Are you married? I know, I can tell.
Just kidding. Today’s post comes to you from Costa Rica, where ticos (male Costa Ricans) and ticas (female Costa Ricans) can tell whether or not you’re married based on the heartiness of your meal. Or so legend says. In the “olden” days, a tico or tica could tell whether or not a person was married based on the size of the meal (usually lunch) they ate. People with bigger meals were obviously married, and those with small meals were single.
I am currently in Costa Rica for a summer job; it’s beautiful, humid, and exotic. The rainy season has arrived, so it rains daily, mostly in the afternoons. Torrential down pours are preceded by clear skies, and followed by fresh, cool air. The country breathes life, and fills visitors with love. There is a reason the country’s saying is pura vida (pure life). People here are so happy and full of life!

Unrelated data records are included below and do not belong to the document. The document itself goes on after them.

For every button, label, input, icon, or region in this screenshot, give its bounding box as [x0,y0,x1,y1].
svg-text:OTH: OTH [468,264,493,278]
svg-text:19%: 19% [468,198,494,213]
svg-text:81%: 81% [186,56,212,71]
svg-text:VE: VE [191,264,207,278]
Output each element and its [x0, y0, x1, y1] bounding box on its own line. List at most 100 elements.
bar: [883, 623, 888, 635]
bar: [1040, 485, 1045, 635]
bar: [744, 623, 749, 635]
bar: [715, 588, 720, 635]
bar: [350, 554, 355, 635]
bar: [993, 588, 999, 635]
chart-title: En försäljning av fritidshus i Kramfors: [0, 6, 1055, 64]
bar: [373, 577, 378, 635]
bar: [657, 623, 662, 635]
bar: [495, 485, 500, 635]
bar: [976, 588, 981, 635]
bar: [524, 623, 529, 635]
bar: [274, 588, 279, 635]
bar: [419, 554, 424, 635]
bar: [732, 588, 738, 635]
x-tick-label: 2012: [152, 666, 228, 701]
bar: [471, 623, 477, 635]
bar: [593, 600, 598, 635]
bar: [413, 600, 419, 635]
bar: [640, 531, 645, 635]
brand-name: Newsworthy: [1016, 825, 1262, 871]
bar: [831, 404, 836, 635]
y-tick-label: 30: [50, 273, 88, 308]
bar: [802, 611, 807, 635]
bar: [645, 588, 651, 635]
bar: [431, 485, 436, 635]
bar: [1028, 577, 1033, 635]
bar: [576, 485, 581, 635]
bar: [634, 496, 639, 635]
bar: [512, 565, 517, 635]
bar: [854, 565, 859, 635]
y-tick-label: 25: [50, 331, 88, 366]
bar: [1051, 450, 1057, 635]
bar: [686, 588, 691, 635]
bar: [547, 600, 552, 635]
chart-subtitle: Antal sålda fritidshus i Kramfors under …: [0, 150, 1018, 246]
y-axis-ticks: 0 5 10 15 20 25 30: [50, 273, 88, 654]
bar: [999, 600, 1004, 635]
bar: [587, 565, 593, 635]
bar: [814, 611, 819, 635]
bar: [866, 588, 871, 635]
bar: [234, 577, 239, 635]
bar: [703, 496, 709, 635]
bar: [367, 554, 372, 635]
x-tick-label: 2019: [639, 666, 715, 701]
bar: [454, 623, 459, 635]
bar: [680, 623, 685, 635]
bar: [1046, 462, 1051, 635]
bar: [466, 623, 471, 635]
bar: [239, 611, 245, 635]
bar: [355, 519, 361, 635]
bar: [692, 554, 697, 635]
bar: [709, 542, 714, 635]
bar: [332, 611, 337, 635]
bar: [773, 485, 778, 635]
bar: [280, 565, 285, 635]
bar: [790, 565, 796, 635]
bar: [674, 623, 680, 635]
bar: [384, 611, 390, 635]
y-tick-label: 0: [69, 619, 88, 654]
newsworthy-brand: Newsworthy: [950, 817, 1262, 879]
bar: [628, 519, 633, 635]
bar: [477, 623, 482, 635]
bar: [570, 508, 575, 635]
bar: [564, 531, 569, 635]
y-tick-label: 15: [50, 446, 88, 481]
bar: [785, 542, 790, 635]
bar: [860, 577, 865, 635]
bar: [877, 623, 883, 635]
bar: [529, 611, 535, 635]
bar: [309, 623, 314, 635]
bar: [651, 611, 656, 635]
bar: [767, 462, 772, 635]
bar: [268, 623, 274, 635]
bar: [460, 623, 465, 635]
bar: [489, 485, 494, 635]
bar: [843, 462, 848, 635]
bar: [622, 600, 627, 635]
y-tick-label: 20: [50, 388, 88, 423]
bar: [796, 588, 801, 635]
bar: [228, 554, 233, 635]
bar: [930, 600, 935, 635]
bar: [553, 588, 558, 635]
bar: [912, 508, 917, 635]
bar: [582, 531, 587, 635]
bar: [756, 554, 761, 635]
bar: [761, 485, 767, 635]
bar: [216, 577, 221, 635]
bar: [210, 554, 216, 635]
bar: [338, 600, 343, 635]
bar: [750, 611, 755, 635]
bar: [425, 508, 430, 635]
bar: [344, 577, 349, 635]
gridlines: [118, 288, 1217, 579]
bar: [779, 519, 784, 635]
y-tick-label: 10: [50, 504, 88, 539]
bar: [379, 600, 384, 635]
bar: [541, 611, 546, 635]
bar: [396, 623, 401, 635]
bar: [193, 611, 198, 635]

Last week a co-worker, Emily, took me to her favorite place to eat in San Pedro, a neighborhood of the capital city, San Jose. This restaurant, was more like a food stand that was attached to a supermarket. It is run by a Jamaican woman, and so naturally the dishes served had a Caribbean influence. Emily introduced me to casado; it is comprised of a meat (diner’s choice), rice and beans, plantains, and a salad. This particular casado boasted an Afrocaribbean flare. It wasn’t spicy per se, but flavorful, with a tiny kick. Before I leave, I will return, and really engage my taste buds so that I can recreate the flavors at a later date.
Traveling enlightens and opens our minds, our perspectives, but I think we often forget that travel also opens our mouths to new foods and flavors. I think that is one of my favorite parts of travelling; I get to be in foreign places, collect cooking ideas (and cooking equipment), and then recreate my favorite dishes from far away places in the comfort of my own home.